Segundo informações divulgadas pelo Ministério, a iniciativa poderá resultar em até 4,7 milhões de teleatendimentos psicológicos por ano, através de uma parceria com a Agência Brasileira de Apoio à Gestão do SUS (AgSUS) e o Programa de Apoio ao Desenvolvimento Institucional do Sistema Único de Saúde (Proadi-SUS).
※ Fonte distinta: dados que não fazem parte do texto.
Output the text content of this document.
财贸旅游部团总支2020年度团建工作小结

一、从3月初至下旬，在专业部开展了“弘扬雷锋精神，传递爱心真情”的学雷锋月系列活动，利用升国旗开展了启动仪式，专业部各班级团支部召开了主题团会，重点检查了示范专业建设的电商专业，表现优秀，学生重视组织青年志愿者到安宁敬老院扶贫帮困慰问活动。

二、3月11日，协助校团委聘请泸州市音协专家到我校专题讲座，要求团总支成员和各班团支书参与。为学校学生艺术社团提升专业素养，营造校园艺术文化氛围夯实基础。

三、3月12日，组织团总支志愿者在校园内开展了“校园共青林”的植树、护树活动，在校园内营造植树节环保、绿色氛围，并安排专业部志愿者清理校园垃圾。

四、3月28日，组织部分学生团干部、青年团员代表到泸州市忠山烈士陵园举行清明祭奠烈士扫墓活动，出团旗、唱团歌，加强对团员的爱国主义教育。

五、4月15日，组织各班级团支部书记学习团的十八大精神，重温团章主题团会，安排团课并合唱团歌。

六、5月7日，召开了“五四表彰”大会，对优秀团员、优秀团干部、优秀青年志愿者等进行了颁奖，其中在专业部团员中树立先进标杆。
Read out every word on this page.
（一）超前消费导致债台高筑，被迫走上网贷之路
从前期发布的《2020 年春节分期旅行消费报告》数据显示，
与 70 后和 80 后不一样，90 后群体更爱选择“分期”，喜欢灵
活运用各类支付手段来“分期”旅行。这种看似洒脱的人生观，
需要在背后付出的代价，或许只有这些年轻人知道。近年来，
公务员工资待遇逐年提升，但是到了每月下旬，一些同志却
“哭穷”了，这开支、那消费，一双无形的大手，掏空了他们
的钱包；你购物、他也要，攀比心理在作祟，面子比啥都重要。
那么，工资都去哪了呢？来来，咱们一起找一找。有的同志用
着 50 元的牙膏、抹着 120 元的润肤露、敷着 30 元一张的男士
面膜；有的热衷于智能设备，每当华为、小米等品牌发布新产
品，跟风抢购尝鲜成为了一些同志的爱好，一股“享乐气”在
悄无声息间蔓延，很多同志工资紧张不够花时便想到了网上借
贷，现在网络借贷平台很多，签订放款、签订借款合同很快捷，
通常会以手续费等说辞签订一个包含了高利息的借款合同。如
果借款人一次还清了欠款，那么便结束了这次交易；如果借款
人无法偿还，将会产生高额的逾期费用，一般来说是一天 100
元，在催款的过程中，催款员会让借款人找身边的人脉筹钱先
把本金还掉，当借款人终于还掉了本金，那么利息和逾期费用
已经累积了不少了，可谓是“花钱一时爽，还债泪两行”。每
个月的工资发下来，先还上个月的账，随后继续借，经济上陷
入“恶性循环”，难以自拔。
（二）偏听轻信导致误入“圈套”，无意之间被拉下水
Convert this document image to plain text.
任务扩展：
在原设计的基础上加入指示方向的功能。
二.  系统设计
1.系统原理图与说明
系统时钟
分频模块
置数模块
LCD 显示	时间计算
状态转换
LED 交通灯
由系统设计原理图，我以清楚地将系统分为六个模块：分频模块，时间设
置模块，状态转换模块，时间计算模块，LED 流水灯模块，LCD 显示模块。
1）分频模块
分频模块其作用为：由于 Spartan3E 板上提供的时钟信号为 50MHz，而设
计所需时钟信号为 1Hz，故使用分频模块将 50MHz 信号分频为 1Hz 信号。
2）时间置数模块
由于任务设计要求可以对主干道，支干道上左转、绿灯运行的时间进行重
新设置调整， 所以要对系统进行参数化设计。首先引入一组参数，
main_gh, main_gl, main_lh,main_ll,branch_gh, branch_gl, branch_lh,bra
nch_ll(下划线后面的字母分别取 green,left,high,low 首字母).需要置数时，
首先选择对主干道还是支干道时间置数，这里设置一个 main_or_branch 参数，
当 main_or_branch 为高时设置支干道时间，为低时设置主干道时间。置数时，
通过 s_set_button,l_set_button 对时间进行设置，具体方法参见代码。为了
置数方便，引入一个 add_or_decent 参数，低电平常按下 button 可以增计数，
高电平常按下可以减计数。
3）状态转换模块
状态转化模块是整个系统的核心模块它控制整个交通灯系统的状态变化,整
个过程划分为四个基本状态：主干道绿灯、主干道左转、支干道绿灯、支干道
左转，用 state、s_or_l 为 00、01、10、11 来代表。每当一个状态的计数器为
Para acessar esse serviço, as mulheres terão duas opções: poderão ser orientadas e encaminhadas pelas unidades de atenção primária à saúde, como as unidades básicas de saúde (UBS) e serviços da rede de proteção, ou procurar o atendimento diretamente pelo aplicativo Meu SUS Digital. Um mini app, que começa a funcionar ao final do mês, permitirá que as usuárias façam um cadastro para avaliação inicial da situação de violência.
Após o cadastro, o aplicativo enviará uma mensagem com a data e o horário do teleatendimento. Durante essa primeira consulta, a equipe de saúde irá identificar riscos, mapear a rede de apoio disponível e compreender as demandas específicas de cada mulher, tudo isso com articulação com serviços de referência pertinentes.
Alexandre Padilha, ministro da Saúde, destacou a importância do teleatendimento, afirmando: “Lançamos esta semana o teleatendimento como suporte para pessoas já em situação de compulsão por jogos eletrônicos. Vamos replicar esse modelo com arranjos distintos na relação com a atenção primária em saúde e em pactuação com estados e municípios.”
Ele ainda acrescentou que o objetivo é oferecer teleatendimento que inclua profissionais como psiquiatras, psicólogos, assistentes sociais e, em certos casos, terapeutas ocupacionais, para atender não só as mulheres que já foram vítimas de violência, mas também aquelas que estão sinalizando riscos ou vivendo em extrema vulnerabilidade.